力尽き、地面に落ちた魔王の胴体は、大量の鮮血を噴出しながら、ゆっくりとその身体を縮めていった。
「・・や・・そ・・んな・・」
手が足が、激しく震えて立っていることが出来ない。
地面に膝を着いたエリオットの目の前に落ちていたそれは、もう既に白い獣の姿をしていない。

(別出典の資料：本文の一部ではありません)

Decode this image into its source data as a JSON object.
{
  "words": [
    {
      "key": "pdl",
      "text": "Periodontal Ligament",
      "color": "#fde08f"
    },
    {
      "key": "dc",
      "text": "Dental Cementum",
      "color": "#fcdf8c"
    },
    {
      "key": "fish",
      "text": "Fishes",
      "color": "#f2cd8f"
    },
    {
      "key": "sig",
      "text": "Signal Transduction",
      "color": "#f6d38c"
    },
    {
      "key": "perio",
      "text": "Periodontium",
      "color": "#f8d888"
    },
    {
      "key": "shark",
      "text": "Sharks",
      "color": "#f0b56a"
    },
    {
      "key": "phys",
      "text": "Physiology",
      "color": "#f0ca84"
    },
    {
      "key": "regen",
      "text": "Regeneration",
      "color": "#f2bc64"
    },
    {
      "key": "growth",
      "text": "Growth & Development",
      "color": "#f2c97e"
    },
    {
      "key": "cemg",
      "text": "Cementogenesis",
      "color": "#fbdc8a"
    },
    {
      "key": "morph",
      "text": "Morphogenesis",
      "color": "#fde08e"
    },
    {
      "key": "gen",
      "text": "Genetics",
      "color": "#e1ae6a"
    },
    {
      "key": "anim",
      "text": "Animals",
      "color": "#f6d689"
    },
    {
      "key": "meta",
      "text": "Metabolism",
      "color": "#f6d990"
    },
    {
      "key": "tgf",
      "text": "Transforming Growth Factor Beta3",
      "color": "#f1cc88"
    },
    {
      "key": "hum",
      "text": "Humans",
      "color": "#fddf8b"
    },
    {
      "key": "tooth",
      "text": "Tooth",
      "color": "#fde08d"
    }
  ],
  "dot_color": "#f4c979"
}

血に濡れ、瞼を伏せた華奢な少女の姿に成り果てていた。
「・・エリオット!」
事態に気づいたピアが、インフィニティの攻撃を避け、こちらへ駆け出して来た。
――アユミちゃんが・・アユミちゃんが・・・!
『私たち・・絶対にいつか離れちゃうんだよ?
・・それなのに好きになるなんて・・辛いよ。』
泣き出しそうな顔で、それでも真剣にエリオットに応えようとしてくれた可愛い少女。
誰よりも近くにいたい。誰よりも大切に守ってあげたい。そう願っていた筈なのに・・自分は・・何を!
「うああああああああああああああ!!」
エリオットの叫びは、夜の空気を震わせ、響き渡った。
「・・っアユミ!?」
その声にようやく事態を察し、カーティスもインフィニティの攻撃から逃れようと身体を動かす。
途端、
「・・っ!!」
血飛沫が、カーティスの身体を覆った。
しかしそれは、彼自身のものではなく・・
「インフィニティ・・!!?」
自らカーティスの構える刀に飛び込んだ彼女は、噴出す鮮血にその胸を真っ赤に染め、笑った。
「これで・・終わりね?」
ふわりと地面に落ちた彼女の体は青白く、服の隙間から見える体は全て骨が浮き上がるほどに痩せていた。
既に彼女は、弱りきっていたのだ。
生きることもままならないような身体で、それでも自分たちと戦い続けていたのだ。
空を仰ぐインフィニティの瞳に、満天の星が映りこんでいた。
「・・お前・・」
ずっと目の敵にしていた女の、あまりにも哀れな姿に言葉を失う。
インフィニティはこんな瞬間でも、勝気な笑顔を絶やさなかった。
「終わったのよ。全部。これでもう・・私は・・」
呟いた彼女は、そのまま安らかに瞳を閉じる。
「・・っ!!」
耐え切れず、抱き寄せたインフィニティの身体は軽く。カーティスの胸を寂しさで埋めた。